В сентябре 1839 в сопровождении Погодина Гоголь приезжает в Москву и приступает к чтению глав "Мертвых душ" - вначале в доме Аксаковых, потом, после переезда в октябре в Петербург,- у Жуковского, у Прокоповича в присутствии своих старых друзей. Всего прочитано 6 глав. Восторг был всеобщий.

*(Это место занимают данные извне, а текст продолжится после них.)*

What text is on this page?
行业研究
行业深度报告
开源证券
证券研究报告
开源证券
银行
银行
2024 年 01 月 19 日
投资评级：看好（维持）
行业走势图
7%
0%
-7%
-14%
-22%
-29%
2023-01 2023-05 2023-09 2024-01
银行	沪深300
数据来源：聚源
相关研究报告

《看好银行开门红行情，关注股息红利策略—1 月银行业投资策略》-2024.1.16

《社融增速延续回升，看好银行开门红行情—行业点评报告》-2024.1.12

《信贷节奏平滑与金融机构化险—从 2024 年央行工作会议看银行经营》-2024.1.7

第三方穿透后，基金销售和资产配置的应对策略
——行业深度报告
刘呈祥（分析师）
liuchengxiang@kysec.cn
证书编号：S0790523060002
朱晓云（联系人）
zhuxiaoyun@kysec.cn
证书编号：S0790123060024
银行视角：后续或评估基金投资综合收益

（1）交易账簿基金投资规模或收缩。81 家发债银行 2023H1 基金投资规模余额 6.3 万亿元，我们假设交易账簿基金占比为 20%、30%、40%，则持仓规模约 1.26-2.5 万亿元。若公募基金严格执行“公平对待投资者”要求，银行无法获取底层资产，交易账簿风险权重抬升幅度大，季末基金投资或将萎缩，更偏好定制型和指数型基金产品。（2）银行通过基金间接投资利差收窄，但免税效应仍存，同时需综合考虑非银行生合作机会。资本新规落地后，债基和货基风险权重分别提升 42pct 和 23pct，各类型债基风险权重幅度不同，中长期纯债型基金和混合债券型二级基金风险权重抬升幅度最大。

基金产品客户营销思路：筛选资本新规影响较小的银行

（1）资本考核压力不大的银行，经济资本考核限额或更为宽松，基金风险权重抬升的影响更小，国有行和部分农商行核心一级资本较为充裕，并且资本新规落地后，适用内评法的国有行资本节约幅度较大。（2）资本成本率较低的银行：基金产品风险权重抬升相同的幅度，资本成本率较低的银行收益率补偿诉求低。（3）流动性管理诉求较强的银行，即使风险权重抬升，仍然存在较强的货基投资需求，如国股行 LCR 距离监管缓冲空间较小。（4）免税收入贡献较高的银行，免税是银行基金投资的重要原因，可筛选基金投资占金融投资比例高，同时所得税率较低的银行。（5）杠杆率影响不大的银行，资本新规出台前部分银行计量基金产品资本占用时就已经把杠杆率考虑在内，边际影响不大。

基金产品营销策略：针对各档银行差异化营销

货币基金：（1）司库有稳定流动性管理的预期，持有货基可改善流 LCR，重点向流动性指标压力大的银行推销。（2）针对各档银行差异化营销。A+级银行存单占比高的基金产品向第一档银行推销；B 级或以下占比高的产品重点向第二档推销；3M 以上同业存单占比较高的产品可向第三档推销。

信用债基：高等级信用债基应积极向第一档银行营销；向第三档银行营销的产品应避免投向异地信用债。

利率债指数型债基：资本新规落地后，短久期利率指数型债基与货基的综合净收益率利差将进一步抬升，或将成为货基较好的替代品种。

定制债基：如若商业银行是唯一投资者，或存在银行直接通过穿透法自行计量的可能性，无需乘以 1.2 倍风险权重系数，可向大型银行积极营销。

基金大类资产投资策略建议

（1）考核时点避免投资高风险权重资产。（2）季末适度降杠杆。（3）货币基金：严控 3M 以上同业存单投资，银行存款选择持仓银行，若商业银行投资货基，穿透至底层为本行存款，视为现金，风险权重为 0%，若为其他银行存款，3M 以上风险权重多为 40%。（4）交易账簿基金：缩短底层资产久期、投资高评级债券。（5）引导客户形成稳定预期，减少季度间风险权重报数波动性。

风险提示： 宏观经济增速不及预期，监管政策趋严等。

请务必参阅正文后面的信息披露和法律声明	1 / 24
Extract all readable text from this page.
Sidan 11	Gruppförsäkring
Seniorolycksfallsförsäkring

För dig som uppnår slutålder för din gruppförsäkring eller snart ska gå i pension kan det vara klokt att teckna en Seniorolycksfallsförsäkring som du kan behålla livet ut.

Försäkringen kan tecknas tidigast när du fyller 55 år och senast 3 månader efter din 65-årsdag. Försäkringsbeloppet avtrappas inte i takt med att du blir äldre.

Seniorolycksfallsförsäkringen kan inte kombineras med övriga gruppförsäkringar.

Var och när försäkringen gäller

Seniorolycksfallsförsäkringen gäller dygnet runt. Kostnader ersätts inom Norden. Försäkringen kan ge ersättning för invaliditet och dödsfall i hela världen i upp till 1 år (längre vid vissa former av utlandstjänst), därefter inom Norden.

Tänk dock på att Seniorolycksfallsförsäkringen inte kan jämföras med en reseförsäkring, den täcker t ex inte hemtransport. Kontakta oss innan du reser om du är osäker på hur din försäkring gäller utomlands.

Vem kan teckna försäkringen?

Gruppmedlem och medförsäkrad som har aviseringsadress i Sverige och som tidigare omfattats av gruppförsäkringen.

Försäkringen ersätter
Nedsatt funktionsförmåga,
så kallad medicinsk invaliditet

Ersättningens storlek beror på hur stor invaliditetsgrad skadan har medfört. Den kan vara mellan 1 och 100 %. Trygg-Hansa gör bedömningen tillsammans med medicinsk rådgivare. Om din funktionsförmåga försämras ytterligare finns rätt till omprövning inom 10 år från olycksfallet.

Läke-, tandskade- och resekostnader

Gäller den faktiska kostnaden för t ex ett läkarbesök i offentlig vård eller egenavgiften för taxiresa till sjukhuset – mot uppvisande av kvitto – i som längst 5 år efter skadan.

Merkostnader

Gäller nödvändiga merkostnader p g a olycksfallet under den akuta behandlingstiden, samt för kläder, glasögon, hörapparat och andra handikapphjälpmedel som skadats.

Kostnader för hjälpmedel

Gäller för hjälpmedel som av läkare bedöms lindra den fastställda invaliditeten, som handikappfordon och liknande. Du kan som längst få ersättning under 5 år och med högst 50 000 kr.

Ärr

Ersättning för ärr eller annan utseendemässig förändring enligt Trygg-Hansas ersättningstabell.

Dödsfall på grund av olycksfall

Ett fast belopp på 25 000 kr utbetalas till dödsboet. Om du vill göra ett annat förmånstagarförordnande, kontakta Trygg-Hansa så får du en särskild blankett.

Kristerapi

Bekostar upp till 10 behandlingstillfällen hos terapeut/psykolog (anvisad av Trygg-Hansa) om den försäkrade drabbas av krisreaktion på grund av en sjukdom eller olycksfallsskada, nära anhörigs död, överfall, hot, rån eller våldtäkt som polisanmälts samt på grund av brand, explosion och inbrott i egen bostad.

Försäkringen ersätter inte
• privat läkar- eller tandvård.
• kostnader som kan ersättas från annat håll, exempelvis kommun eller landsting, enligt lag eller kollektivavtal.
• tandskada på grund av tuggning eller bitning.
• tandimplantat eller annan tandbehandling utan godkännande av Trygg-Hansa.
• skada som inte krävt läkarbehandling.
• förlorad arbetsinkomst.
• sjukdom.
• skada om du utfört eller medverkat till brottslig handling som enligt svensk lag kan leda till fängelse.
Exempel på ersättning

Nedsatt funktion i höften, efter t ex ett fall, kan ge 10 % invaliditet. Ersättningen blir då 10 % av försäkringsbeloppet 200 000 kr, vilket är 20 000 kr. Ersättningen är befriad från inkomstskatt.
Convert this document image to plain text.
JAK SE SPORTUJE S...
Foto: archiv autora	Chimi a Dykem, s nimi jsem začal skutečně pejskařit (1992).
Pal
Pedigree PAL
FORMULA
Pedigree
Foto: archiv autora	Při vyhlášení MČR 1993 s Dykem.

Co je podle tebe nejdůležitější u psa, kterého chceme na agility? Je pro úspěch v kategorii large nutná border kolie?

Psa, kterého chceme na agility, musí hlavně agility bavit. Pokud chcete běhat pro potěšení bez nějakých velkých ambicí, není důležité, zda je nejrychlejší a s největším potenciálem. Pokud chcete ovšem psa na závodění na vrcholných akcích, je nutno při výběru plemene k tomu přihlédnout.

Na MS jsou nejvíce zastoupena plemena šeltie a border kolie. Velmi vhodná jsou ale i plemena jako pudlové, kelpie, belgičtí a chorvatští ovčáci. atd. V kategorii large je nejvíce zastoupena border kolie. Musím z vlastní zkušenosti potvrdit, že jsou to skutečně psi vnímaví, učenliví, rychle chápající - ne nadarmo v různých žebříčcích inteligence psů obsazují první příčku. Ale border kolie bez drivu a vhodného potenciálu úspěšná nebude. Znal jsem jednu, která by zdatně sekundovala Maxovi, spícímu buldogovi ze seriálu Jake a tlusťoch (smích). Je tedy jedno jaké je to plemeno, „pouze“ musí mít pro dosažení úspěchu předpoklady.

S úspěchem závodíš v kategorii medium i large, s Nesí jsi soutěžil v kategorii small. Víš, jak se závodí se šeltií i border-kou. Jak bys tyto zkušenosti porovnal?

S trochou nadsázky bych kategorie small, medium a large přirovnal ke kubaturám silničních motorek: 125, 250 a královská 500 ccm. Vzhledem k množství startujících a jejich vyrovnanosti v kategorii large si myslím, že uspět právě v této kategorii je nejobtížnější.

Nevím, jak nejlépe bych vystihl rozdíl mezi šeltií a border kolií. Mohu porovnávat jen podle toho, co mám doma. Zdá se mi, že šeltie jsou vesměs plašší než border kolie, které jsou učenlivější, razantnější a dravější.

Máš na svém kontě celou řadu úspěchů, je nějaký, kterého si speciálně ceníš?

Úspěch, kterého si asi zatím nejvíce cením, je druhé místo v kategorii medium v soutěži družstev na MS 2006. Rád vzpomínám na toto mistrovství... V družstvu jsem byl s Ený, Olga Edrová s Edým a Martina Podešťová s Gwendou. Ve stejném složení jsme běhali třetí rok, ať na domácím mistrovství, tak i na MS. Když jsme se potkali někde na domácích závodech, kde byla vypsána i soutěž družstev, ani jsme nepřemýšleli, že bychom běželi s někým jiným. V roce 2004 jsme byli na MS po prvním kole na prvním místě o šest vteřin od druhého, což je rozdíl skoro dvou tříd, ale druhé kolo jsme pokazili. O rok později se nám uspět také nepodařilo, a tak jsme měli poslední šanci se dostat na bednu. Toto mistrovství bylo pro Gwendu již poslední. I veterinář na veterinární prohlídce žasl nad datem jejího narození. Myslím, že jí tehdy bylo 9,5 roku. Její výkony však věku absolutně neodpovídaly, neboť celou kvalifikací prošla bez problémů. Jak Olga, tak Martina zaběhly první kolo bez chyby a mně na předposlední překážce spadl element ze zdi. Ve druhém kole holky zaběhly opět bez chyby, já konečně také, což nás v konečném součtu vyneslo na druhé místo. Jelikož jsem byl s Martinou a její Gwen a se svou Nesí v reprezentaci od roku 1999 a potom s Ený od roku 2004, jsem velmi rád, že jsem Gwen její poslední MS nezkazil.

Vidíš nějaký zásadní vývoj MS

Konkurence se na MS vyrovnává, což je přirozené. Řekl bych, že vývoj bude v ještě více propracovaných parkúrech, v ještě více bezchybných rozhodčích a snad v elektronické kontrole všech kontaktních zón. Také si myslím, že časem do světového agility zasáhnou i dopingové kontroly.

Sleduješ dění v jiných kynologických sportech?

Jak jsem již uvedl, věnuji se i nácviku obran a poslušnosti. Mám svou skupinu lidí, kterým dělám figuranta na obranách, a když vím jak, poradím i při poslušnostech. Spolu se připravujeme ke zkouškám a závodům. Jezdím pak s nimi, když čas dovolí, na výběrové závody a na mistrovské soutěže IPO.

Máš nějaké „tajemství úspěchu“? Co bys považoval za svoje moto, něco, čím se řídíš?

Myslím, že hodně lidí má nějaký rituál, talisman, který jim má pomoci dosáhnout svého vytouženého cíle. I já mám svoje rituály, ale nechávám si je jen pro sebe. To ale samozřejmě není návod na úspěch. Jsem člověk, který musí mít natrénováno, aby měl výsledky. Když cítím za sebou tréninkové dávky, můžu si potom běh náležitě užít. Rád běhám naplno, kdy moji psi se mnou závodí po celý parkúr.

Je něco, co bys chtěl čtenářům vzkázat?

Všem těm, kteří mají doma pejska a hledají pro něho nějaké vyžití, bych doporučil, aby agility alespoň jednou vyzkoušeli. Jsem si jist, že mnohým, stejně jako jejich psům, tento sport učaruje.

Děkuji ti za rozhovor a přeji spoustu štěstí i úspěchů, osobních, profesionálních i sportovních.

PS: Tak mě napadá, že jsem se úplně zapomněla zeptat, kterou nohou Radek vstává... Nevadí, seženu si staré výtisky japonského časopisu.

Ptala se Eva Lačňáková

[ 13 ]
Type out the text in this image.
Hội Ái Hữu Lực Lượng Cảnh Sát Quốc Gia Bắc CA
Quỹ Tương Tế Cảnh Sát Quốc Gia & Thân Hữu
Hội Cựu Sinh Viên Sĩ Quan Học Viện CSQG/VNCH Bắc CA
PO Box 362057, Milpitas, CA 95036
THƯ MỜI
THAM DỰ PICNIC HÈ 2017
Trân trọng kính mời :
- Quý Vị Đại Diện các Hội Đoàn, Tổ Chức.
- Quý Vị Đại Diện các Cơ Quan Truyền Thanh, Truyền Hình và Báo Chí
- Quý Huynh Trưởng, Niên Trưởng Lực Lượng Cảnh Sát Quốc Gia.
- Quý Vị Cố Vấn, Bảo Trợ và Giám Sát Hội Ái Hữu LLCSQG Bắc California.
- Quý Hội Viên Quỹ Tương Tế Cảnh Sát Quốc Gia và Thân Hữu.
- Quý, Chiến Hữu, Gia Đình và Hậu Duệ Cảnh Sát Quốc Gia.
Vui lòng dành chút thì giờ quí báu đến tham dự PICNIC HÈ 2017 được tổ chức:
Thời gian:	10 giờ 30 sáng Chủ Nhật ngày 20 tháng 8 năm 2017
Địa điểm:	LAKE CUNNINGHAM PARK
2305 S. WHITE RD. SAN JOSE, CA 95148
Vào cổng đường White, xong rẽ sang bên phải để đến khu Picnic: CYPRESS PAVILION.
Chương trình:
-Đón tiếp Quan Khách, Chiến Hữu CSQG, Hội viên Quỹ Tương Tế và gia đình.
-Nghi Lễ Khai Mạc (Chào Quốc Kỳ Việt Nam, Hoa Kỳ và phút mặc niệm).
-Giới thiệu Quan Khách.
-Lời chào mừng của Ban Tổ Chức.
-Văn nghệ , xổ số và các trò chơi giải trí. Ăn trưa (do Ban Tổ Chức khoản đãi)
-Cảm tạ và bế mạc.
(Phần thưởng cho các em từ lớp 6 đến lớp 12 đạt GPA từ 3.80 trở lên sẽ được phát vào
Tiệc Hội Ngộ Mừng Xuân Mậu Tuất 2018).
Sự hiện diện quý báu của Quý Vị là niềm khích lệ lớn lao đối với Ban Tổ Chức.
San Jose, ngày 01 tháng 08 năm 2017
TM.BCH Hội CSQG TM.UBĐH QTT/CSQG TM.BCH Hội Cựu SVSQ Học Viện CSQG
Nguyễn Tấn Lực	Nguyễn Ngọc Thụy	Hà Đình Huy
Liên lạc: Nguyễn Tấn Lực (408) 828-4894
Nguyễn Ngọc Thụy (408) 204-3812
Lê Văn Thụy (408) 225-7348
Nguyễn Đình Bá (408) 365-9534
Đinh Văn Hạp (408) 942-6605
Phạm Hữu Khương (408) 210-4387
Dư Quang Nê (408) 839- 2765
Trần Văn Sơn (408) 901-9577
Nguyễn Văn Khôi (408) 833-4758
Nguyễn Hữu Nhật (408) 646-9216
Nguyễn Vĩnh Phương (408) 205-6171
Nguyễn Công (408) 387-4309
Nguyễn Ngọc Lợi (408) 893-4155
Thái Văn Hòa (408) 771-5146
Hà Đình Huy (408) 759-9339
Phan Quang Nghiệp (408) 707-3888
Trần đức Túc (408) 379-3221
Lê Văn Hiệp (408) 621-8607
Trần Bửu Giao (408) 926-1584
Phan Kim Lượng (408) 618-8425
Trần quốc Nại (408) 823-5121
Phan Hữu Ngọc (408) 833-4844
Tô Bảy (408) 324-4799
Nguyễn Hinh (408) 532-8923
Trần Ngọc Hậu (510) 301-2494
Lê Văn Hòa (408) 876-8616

9 мая 1840 на праздновании своих именин, устроенном в доме Погодина в Москве, Гоголь встречается с М. Ю. Лермонтовым. Спустя 9 дней вновь покидает Москву, направляясь в Италию для окончательной отделки 1-го тома. Но в конце лета 1840 в Вене, где Гоголь остановился, чтобы продолжить работу над начатой еще в 1839 драмой из запорожской истории ("За выбритый ус"; автор сжег рукопись в 1840; фрагменты опубликованы в 1861), его внезапно постигает приступ тяжелой нервной болезни. С конца сентября 1840 по август 1841 Гоголь живет в Риме, где завершает 1-й том поэмы. В октябре через он Петербург возвращается в Москву; читает в доме Аксаковых последние 5 глав. В январе 1842, писатель, опасаясь запрещения поэмы, переправляет рукопись с В.Г. Белинским в Петербургский цензурный комитет, прося также о содействии петербургских друзей. 9 марта книга была разрешена цензором А. В. Никитенко, однако с изменением названия и без "Повести о капитане Копейкине", текст которой Гоголь вынужден был переработать. В мае "Похождения Чичикова, или Мертвые души" (т. 1, М., 1842) вышли в свет.
После первых, кратких, но весьма похвальных отзывов инициативу перехватили хулители Гоголя, обвинявшие его в карикатурности, фарсе и клевете на действительность. Позднее со статьей, граничившей с доносом, выступил Н.А.Полевой.
Вся эта полемика проходила в отсутствие Гоголя, выехавшего в июне 1842 за границу. Перед отъездом он поручает Прокоповичу издание первого собрания своих сочинений. Лето Гоголь проводит в Германии, в октябре вместе с Н. М. Языковым переезжает в Рим. Работает над 2-м томом "Мертвых душ", начатым, по-видимому, еще в 1840; много времени отдает подготовке собрания сочинений. "Сочинения Николая Гоголя" в четырех томах вышли в начале 1843, так как цензура приостановила на месяц уже отпечатанные два тома.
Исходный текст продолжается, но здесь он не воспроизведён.